Rio De Janeiro, the city hosting Olympics has a population of 6.2 million with 20 percent, or 1.2 million, living in poverty in Favela (slum with urban areas). The govt. started several initiatives to improve the lives of Favelas after Rio won the Olympic bid but failed miserably and most of the money went into transforming places other than Favelas. The games have brought the threat of eviction and there have been reports of killings of civilians by police with impunity.
Criticism of games had started before its beginning as the Brazilians believed Olympic will bring more harm to the nation than good. The Olympic torch was welcomed with protest, people attempting to extinguish its flame but these protesters were met with rubber bullets, stun grenades and tear gas.
The fireworks in opening ceremony at Maracana Stadium was spectacular but it also shed the light on Rio’s social divide. The poor people living in Favela watched the opening ceremony from their rooftops. For the poor Olympics were a distant dream, the ticket for opening ceremony ranged from $63 to $1400 while a minimum wage worker in Brazil takes home $55 a week.

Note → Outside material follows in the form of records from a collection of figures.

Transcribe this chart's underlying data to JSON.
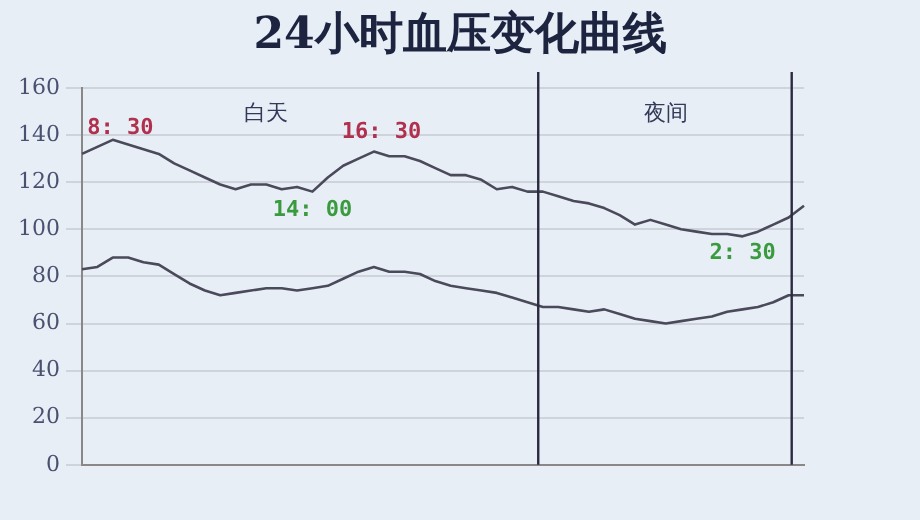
{
  "chart_data": {
    "type": "line",
    "title": "24小时血压变化曲线",
    "categories": [
      null,
      null,
      null,
      null,
      null,
      null,
      null,
      null,
      null,
      null,
      null,
      null,
      null,
      null,
      null,
      null,
      null,
      null,
      null,
      null,
      null,
      null,
      null,
      null,
      null,
      null,
      null,
      null,
      null,
      null,
      null,
      null,
      null,
      null,
      null,
      null,
      null,
      null,
      null,
      null,
      null,
      null,
      null,
      null,
      null,
      null,
      null,
      null
    ],
    "series": [
      {
        "color": "#4a4a5a",
        "values": [
          132,
          135,
          138,
          136,
          134,
          132,
          128,
          125,
          122,
          119,
          117,
          119,
          119,
          117,
          118,
          116,
          122,
          127,
          130,
          133,
          131,
          131,
          129,
          126,
          123,
          123,
          121,
          117,
          118,
          116,
          116,
          114,
          112,
          111,
          109,
          106,
          102,
          104,
          102,
          100,
          99,
          98,
          98,
          97,
          99,
          102,
          105,
          110
        ]
      },
      {
        "color": "#4a4a5a",
        "values": [
          83,
          84,
          88,
          88,
          86,
          85,
          81,
          77,
          74,
          72,
          73,
          74,
          75,
          75,
          74,
          75,
          76,
          79,
          82,
          84,
          82,
          82,
          81,
          78,
          76,
          75,
          74,
          73,
          71,
          69,
          67,
          67,
          66,
          65,
          66,
          64,
          62,
          61,
          60,
          61,
          62,
          63,
          65,
          66,
          67,
          69,
          72,
          72
        ]
      }
    ],
    "ylim": [
      0,
      160
    ],
    "yticks": [
      0,
      20,
      40,
      60,
      80,
      100,
      120,
      140,
      160
    ],
    "grid": "y",
    "marker": "none",
    "line_style": "solid",
    "legend": false,
    "annotations": [
      "8: 30",
      "16: 30",
      "14: 00",
      "2: 30",
      "白天",
      "夜间"
    ]
  }
}
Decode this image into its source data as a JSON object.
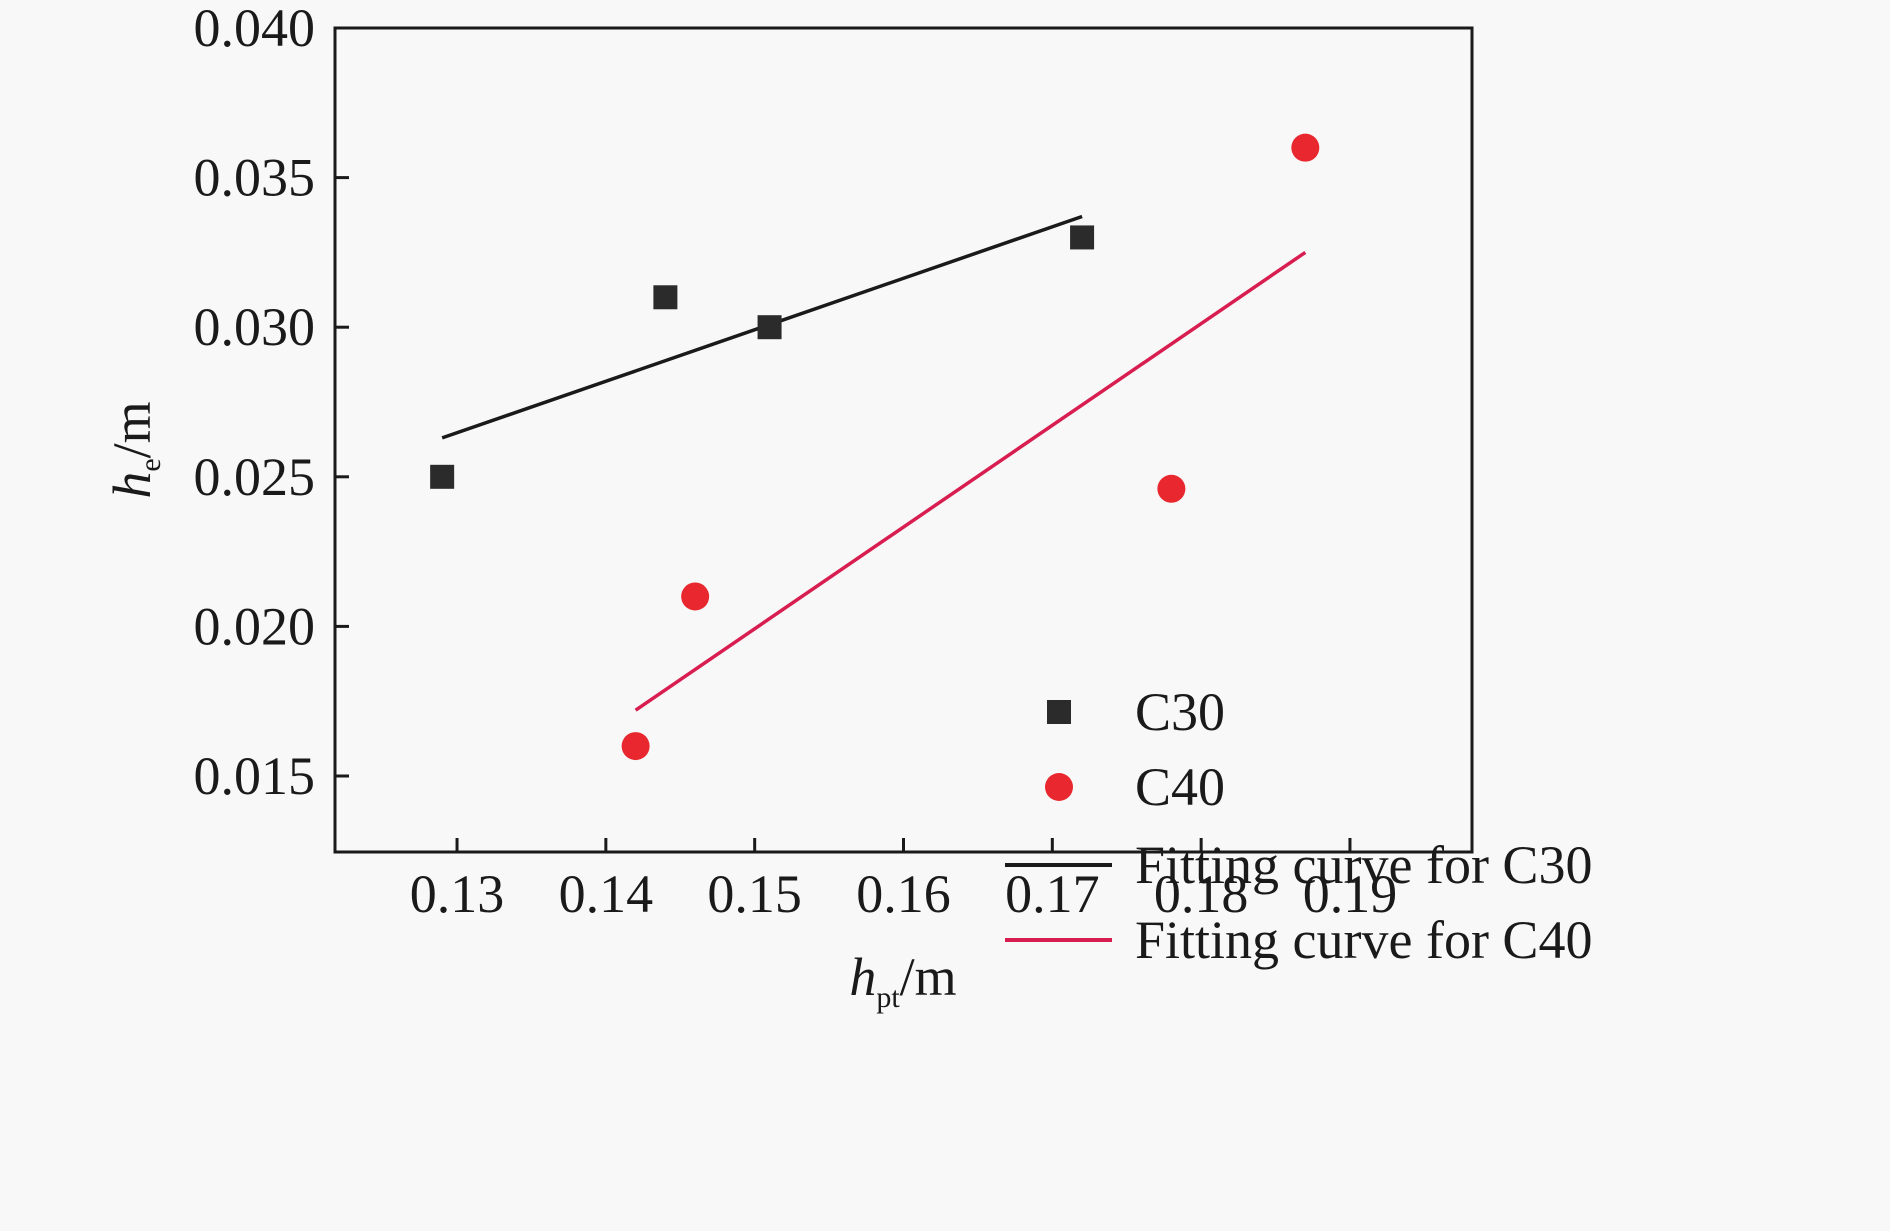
{
  "chart_data": {
    "type": "scatter",
    "title": "",
    "xlabel": {
      "main": "h",
      "sub": "pt",
      "unit": "/m"
    },
    "ylabel": {
      "main": "h",
      "sub": "e",
      "unit": "/m"
    },
    "xlim": [
      0.1218,
      0.1982
    ],
    "ylim": [
      0.01246,
      0.04
    ],
    "xticks": [
      0.13,
      0.14,
      0.15,
      0.16,
      0.17,
      0.18,
      0.19
    ],
    "xtick_labels": [
      "0.13",
      "0.14",
      "0.15",
      "0.16",
      "0.17",
      "0.18",
      "0.19"
    ],
    "yticks": [
      0.015,
      0.02,
      0.025,
      0.03,
      0.035,
      0.04
    ],
    "ytick_labels": [
      "0.015",
      "0.020",
      "0.025",
      "0.030",
      "0.035",
      "0.040"
    ],
    "grid": false,
    "legend_position": "bottom-right",
    "series": [
      {
        "name": "C30",
        "kind": "scatter",
        "marker": "square",
        "color": "#2b2b2b",
        "x": [
          0.129,
          0.144,
          0.151,
          0.172
        ],
        "y": [
          0.025,
          0.031,
          0.03,
          0.033
        ]
      },
      {
        "name": "C40",
        "kind": "scatter",
        "marker": "circle",
        "color": "#e8282e",
        "x": [
          0.142,
          0.146,
          0.178,
          0.187
        ],
        "y": [
          0.016,
          0.021,
          0.0246,
          0.036
        ]
      },
      {
        "name": "Fitting curve for C30",
        "kind": "line",
        "color": "#1a1a1a",
        "x": [
          0.129,
          0.172
        ],
        "y": [
          0.0263,
          0.0337
        ]
      },
      {
        "name": "Fitting curve for C40",
        "kind": "line",
        "color": "#d81e50",
        "x": [
          0.142,
          0.187
        ],
        "y": [
          0.0172,
          0.0325
        ]
      }
    ]
  }
}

It was more of like a party where only a select few were invited.
Despite the presence of 30,000 journalist from across the world, little attention has been given to issues affecting the Rio residents specially the poor’s. The govt. and the organizers tried their best to hide the plight of poor residents instead of using the Olympics to help them. It is strange on the part of International Media Outlet claiming Rio Olympics to be a grand success despite so many problems left even after the games.
The Olympics have indeed reshaped Rio, at a cost of $4.6-billion for sporting venues but it didn’t bring much to lower section of society. Hope, Rio should serve as a lesson to other cities wishing to host the games that providing basic necessities like education, health, security to its citizens should be the priority.